Response Post on Saudi Reform

This blog post is a response to the post on Mohammed Bin Salman’s push for economic reform in Saudi Arabia. This post was interesting to me because I just recently read about disputes within OPEC about production cuts. These disagreements are a result of resistance to cut production from Iraq and Iran. Initially, there was an OPEC proposal in September that agreed producers would trim output by about 1.2 million barrels a day from October’s levels. Iran has fought these production cuts due to international sanctions that have resulted in lost oil revenue. Iraq is also seeking exemption because of its current expensive security situation that Minister for Foreign Affairs Guillaume Long has described as “basically a war.” During this time, OPEC has asked big producers like Russia to reduce output by as much as 600,000 barrels a day. This resistance has made it difficult for OPEC to reach a global-output limiting deal as well as contributed to the decrease in crude oil prices. Currently, oil prices sit at under $50 a barrel which is almost half the cost of crude oil in 2014. 


The need to diversify Saudi’s oil dependent economy is obvious after looking at global oil trends as well as the disputes within OPEC. The push for these reforms is interesting because of Saudi Arabia’s obvious economic dependence on oil profits and its position as the worlds largest oil producer. Just last year, 70% of Saudi’s revenues came from oil production.


Deputy Crown Prince Mohammed bin Salman told Saudi-owned Al-Arabiya news channel that the Vision 2030 plan would allow Saudi Arabia to live without oil by 2020. Salman’s reforms include plans to sell shares in Saudi Arabian Oil Co., known as Aramco. Ownership of the company will be transferred to Saudi Arabia’s sovereign-wealth fund, the Public Investment Fund, to support non-oil investments abroad. The country will also invest in other non-oil sources of revenue such as tourism and mining. Salman claims that these reforms are not dependent on crude oil prices and they can be implemented with prices as low as $30 a barrel.
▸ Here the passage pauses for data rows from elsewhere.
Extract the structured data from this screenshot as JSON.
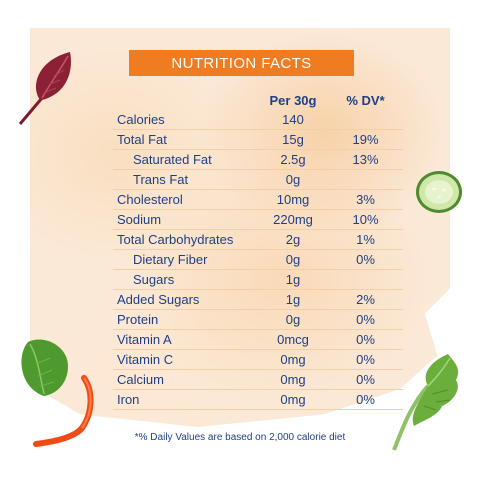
{
  "banner": "NUTRITION FACTS",
  "columns": {
    "amount": "Per 30g",
    "dv": "% DV*"
  },
  "rows": [
    {
      "name": "Calories",
      "amount": "140",
      "dv": "",
      "sub": false
    },
    {
      "name": "Total Fat",
      "amount": "15g",
      "dv": "19%",
      "sub": false
    },
    {
      "name": "Saturated Fat",
      "amount": "2.5g",
      "dv": "13%",
      "sub": true
    },
    {
      "name": "Trans Fat",
      "amount": "0g",
      "dv": "",
      "sub": true
    },
    {
      "name": "Cholesterol",
      "amount": "10mg",
      "dv": "3%",
      "sub": false
    },
    {
      "name": "Sodium",
      "amount": "220mg",
      "dv": "10%",
      "sub": false
    },
    {
      "name": "Total Carbohydrates",
      "amount": "2g",
      "dv": "1%",
      "sub": false
    },
    {
      "name": "Dietary Fiber",
      "amount": "0g",
      "dv": "0%",
      "sub": true
    },
    {
      "name": "Sugars",
      "amount": "1g",
      "dv": "",
      "sub": true
    },
    {
      "name": "Added Sugars",
      "amount": "1g",
      "dv": "2%",
      "sub": false
    },
    {
      "name": "Protein",
      "amount": "0g",
      "dv": "0%",
      "sub": false
    },
    {
      "name": "Vitamin A",
      "amount": "0mcg",
      "dv": "0%",
      "sub": false
    },
    {
      "name": "Vitamin C",
      "amount": "0mg",
      "dv": "0%",
      "sub": false
    },
    {
      "name": "Calcium",
      "amount": "0mg",
      "dv": "0%",
      "sub": false
    },
    {
      "name": "Iron",
      "amount": "0mg",
      "dv": "0%",
      "sub": false
    }
  ],
  "footnote": "*% Daily Values are based on 2,000 calorie diet",
  "colors": {
    "banner": "#f07c22",
    "text": "#1f3f86",
    "divider": "#f3cfa8",
    "background_wash": "#fbe9d8"
  },
  "decorations": [
    "red-chard-leaf-icon",
    "cucumber-slice-icon",
    "basil-leaf-icon",
    "red-pepper-strip-icon",
    "lettuce-leaf-icon"
  ]
}
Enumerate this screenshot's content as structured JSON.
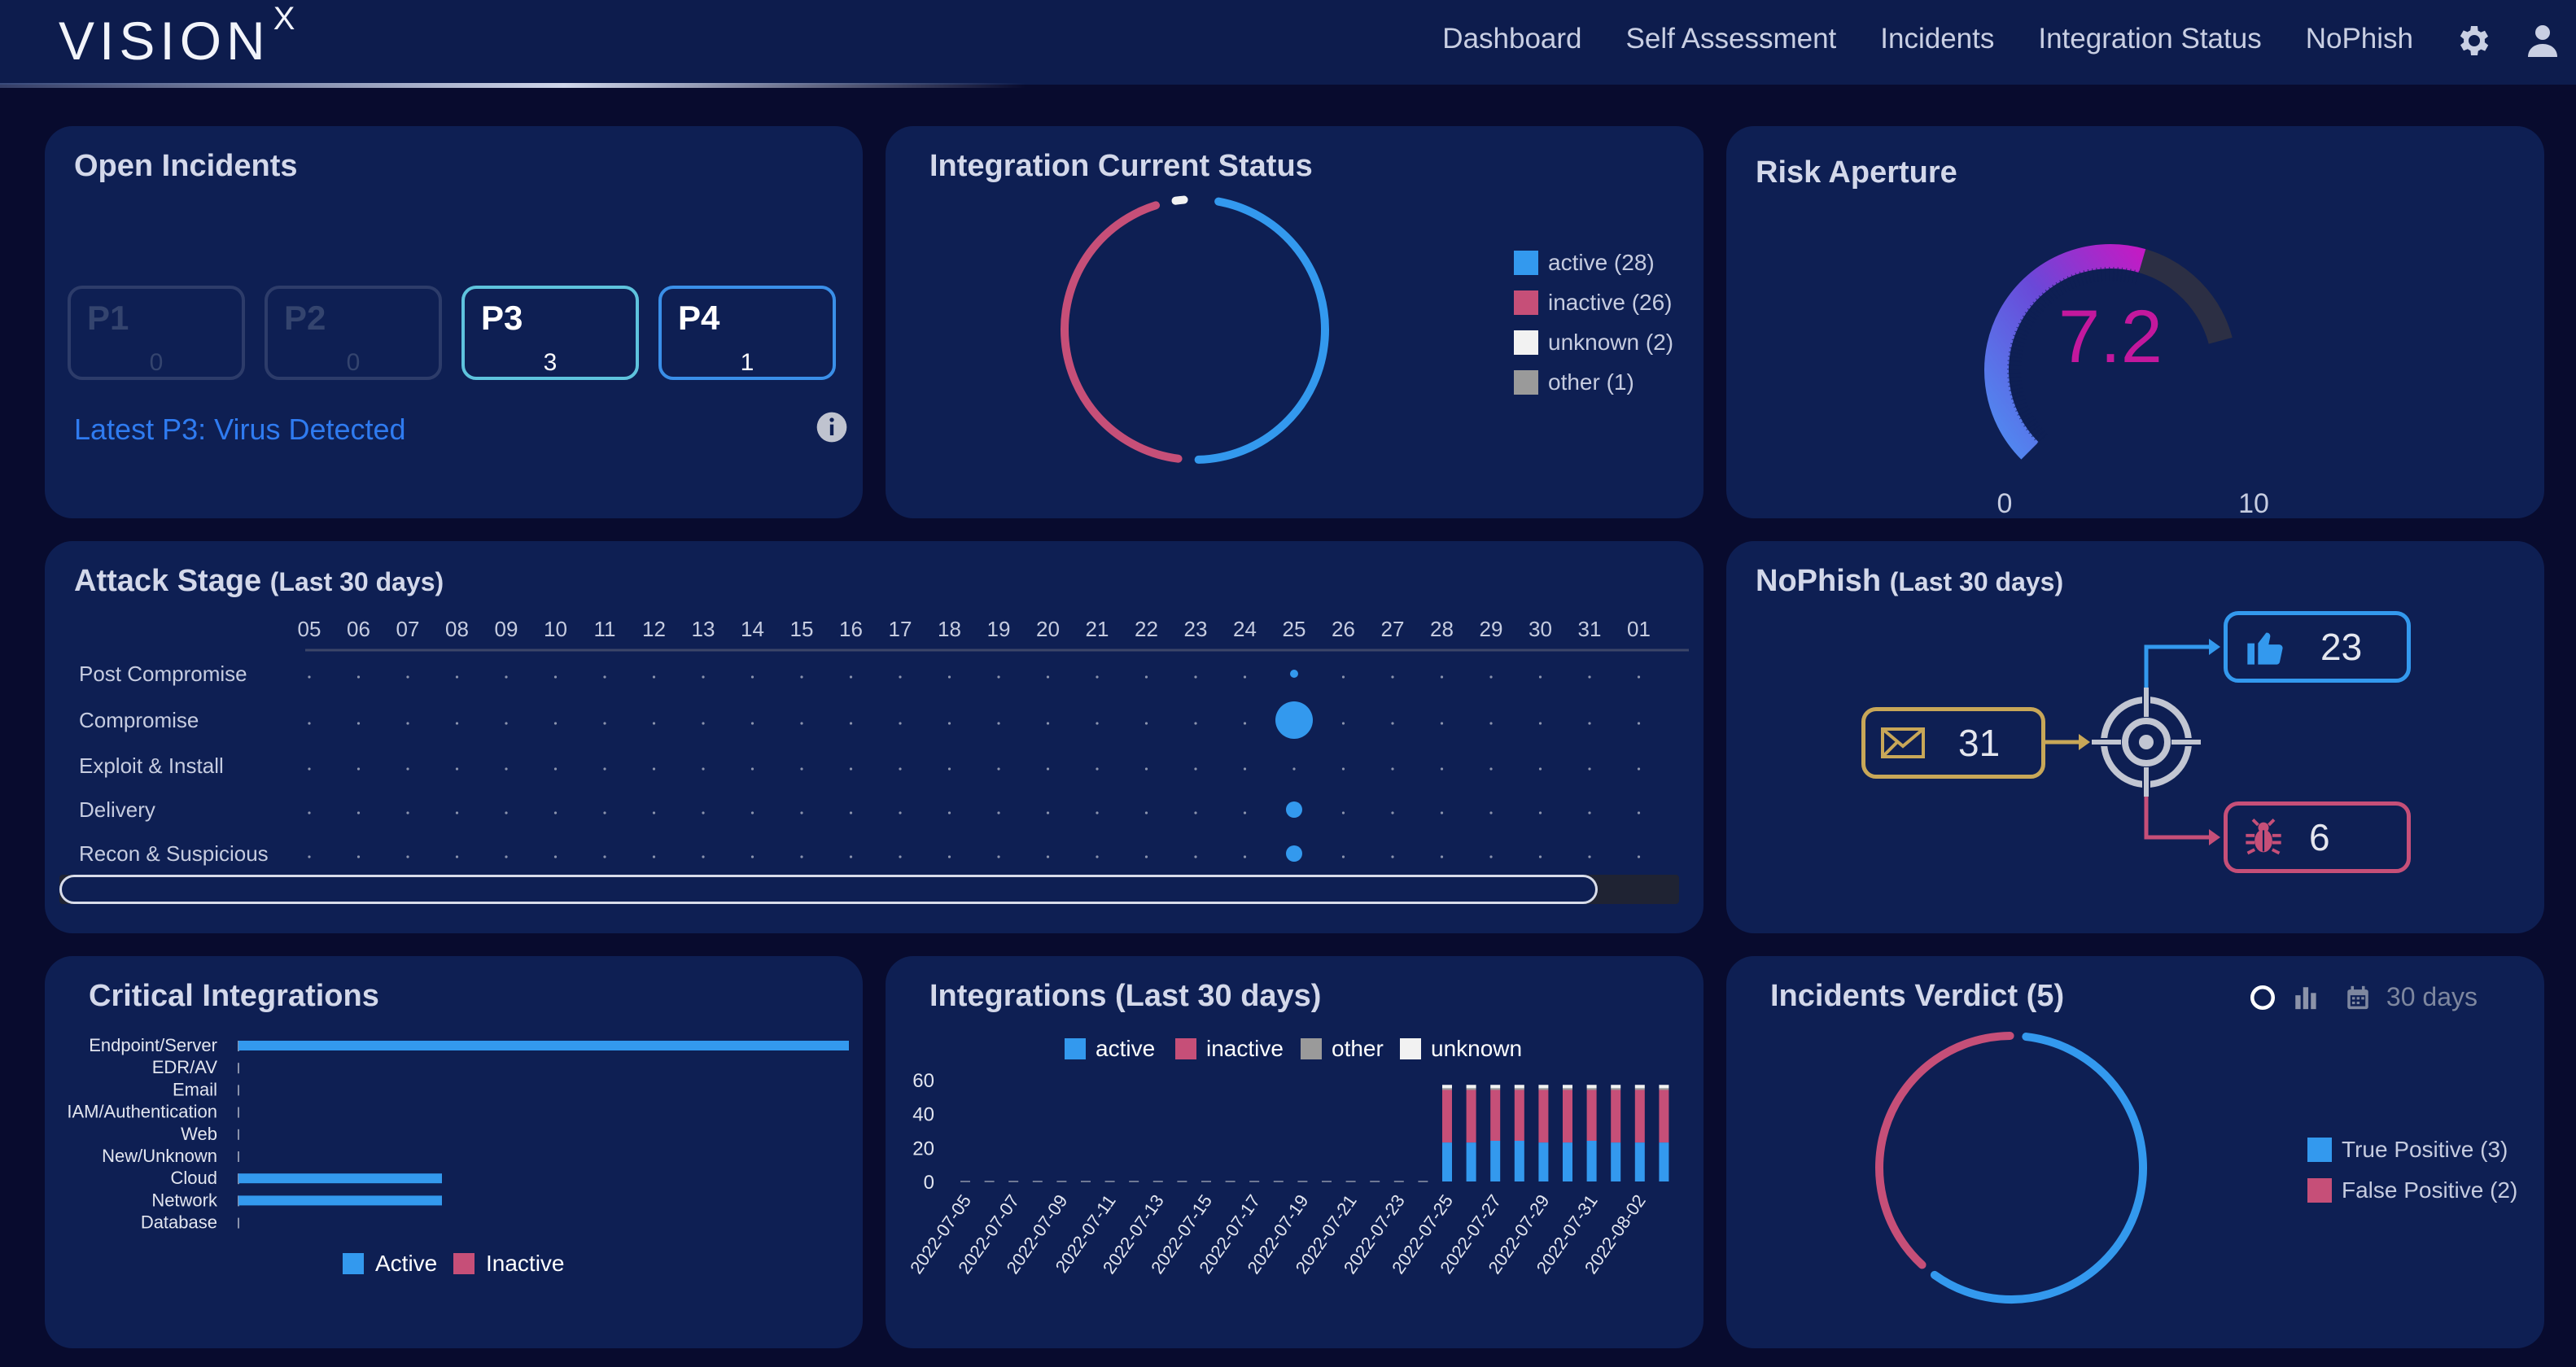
{
  "app": {
    "logo": "VISION",
    "logo_sup": "X"
  },
  "nav": {
    "items": [
      "Dashboard",
      "Self Assessment",
      "Incidents",
      "Integration Status",
      "NoPhish"
    ]
  },
  "open_incidents": {
    "title": "Open Incidents",
    "boxes": [
      {
        "label": "P1",
        "value": "0",
        "state": "inactive"
      },
      {
        "label": "P2",
        "value": "0",
        "state": "inactive"
      },
      {
        "label": "P3",
        "value": "3",
        "state": "active",
        "color": "#5ec3dd"
      },
      {
        "label": "P4",
        "value": "1",
        "state": "active",
        "color": "#3a8fe8"
      }
    ],
    "latest": "Latest P3: Virus Detected"
  },
  "integration_status": {
    "title": "Integration Current Status",
    "legend": [
      {
        "label": "active (28)",
        "value": 28,
        "color": "#3399ee"
      },
      {
        "label": "inactive (26)",
        "value": 26,
        "color": "#c64f78"
      },
      {
        "label": "unknown (2)",
        "value": 2,
        "color": "#f2f2f2"
      },
      {
        "label": "other (1)",
        "value": 1,
        "color": "#9a9a9a"
      }
    ]
  },
  "risk": {
    "title": "Risk Aperture",
    "value": "7.2",
    "numeric": 7.2,
    "min_label": "0",
    "max_label": "10",
    "color": "#c3189d"
  },
  "attack_stage": {
    "title": "Attack Stage",
    "title_sub": "(Last 30 days)",
    "days": [
      "05",
      "06",
      "07",
      "08",
      "09",
      "10",
      "11",
      "12",
      "13",
      "14",
      "15",
      "16",
      "17",
      "18",
      "19",
      "20",
      "21",
      "22",
      "23",
      "24",
      "25",
      "26",
      "27",
      "28",
      "29",
      "30",
      "31",
      "01"
    ],
    "stages": [
      "Post Compromise",
      "Compromise",
      "Exploit & Install",
      "Delivery",
      "Recon & Suspicious"
    ],
    "events": [
      {
        "stage": "Post Compromise",
        "day": "25",
        "count": 1
      },
      {
        "stage": "Compromise",
        "day": "25",
        "count": 8
      },
      {
        "stage": "Delivery",
        "day": "25",
        "count": 2
      },
      {
        "stage": "Recon & Suspicious",
        "day": "25",
        "count": 2
      }
    ]
  },
  "nophish": {
    "title": "NoPhish",
    "title_sub": "(Last 30 days)",
    "emails": "31",
    "safe": "23",
    "malicious": "6"
  },
  "critical_integrations": {
    "title": "Critical Integrations",
    "categories": [
      "Endpoint/Server",
      "EDR/AV",
      "Email",
      "IAM/Authentication",
      "Web",
      "New/Unknown",
      "Cloud",
      "Network",
      "Database"
    ],
    "active": [
      3,
      0,
      0,
      0,
      0,
      0,
      1,
      1,
      0
    ],
    "inactive": [
      0,
      0,
      0,
      0,
      0,
      0,
      0,
      0,
      0
    ],
    "xmax": 3,
    "legend": [
      "Active",
      "Inactive"
    ],
    "colors": [
      "#3399ee",
      "#c64f78"
    ]
  },
  "chart_data": {
    "type": "bar",
    "title": "Integrations (Last 30 days)",
    "stacked": true,
    "categories": [
      "2022-07-05",
      "2022-07-06",
      "2022-07-07",
      "2022-07-08",
      "2022-07-09",
      "2022-07-10",
      "2022-07-11",
      "2022-07-12",
      "2022-07-13",
      "2022-07-14",
      "2022-07-15",
      "2022-07-16",
      "2022-07-17",
      "2022-07-18",
      "2022-07-19",
      "2022-07-20",
      "2022-07-21",
      "2022-07-22",
      "2022-07-23",
      "2022-07-24",
      "2022-07-25",
      "2022-07-26",
      "2022-07-27",
      "2022-07-28",
      "2022-07-29",
      "2022-07-30",
      "2022-07-31",
      "2022-08-01",
      "2022-08-02",
      "2022-08-03"
    ],
    "tick_labels": [
      "2022-07-05",
      "2022-07-07",
      "2022-07-09",
      "2022-07-11",
      "2022-07-13",
      "2022-07-15",
      "2022-07-17",
      "2022-07-19",
      "2022-07-21",
      "2022-07-23",
      "2022-07-25",
      "2022-07-27",
      "2022-07-29",
      "2022-07-31",
      "2022-08-02"
    ],
    "series": [
      {
        "name": "active",
        "color": "#3399ee",
        "values": [
          0,
          0,
          0,
          0,
          0,
          0,
          0,
          0,
          0,
          0,
          0,
          0,
          0,
          0,
          0,
          0,
          0,
          0,
          0,
          0,
          23,
          23,
          24,
          24,
          23,
          23,
          24,
          23,
          23,
          23
        ]
      },
      {
        "name": "inactive",
        "color": "#c64f78",
        "values": [
          0,
          0,
          0,
          0,
          0,
          0,
          0,
          0,
          0,
          0,
          0,
          0,
          0,
          0,
          0,
          0,
          0,
          0,
          0,
          0,
          31,
          31,
          30,
          30,
          31,
          31,
          30,
          31,
          31,
          31
        ]
      },
      {
        "name": "other",
        "color": "#9a9a9a",
        "values": [
          0,
          0,
          0,
          0,
          0,
          0,
          0,
          0,
          0,
          0,
          0,
          0,
          0,
          0,
          0,
          0,
          0,
          0,
          0,
          0,
          1,
          1,
          1,
          1,
          1,
          1,
          1,
          1,
          1,
          1
        ]
      },
      {
        "name": "unknown",
        "color": "#f2f2f2",
        "values": [
          0,
          0,
          0,
          0,
          0,
          0,
          0,
          0,
          0,
          0,
          0,
          0,
          0,
          0,
          0,
          0,
          0,
          0,
          0,
          0,
          2,
          2,
          2,
          2,
          2,
          2,
          2,
          2,
          2,
          2
        ]
      }
    ],
    "yticks": [
      "0",
      "20",
      "40",
      "60"
    ],
    "ylim": [
      0,
      60
    ]
  },
  "verdict": {
    "title": "Incidents Verdict (5)",
    "range_label": "30 days",
    "legend": [
      {
        "label": "True Positive (3)",
        "value": 3,
        "color": "#3399ee"
      },
      {
        "label": "False Positive (2)",
        "value": 2,
        "color": "#c64f78"
      }
    ]
  }
}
He describes this economic transition as being more about making spending efficient rather than reducing it. These reforms have the potential to revise social contract. The government will aim to open up more privatization in things such as health care and education and introduce fees on luxury items. Although there is a long road ahead for these reforms, Salman has said “2015 was the year of the quick fix, 2016 is the year of the more organized quick fix, and 2017 will be the year the vision will begin.”


4 thoughts on “Response Post on Saudi Reform

  1. The information offered here makes a useful complement to the original post.

    The game-changer for OPEC has been the technical advances that have made accessible previously out-of-reach hydrocarbons, particularly via hydraulic fracturing and very deep sea drilling, including in the Arctic. Resources accessed via those methods are more expensive to bring to market, and many are simply not worth going after while oil is $40-50. But if OPEC make output cuts and succeed in pushing the price up, those other methods will once again become economic, pushing down OPEC members’ market share. They are also competing increasingly with renewables.


  2. I really liked this post, it provides a lot of interesting information about how exactly Saudi Arabia plans to carry out economic diversification. Do you think Iran and Iraq will end up cooperating by cutting their oil production?


  3. I don’t see Iran and Iraq cooperating with Saudi Arabia anytime soon. Both countries aren’t nearly as dependent on oil prices as Riyadh. Because of Saudi’s dependence on oil I think it will be the first to make cuts, especially with oil priced at below $40 a barrel at the end of this year.


  4. Do you think Saudi Arabia will be able to live without oil by 2020 despite their current reliance on oil revenue (70% of govt revenue in 2015). Furthermore, how will the country’s new economic strategy affect their regime security moving forward?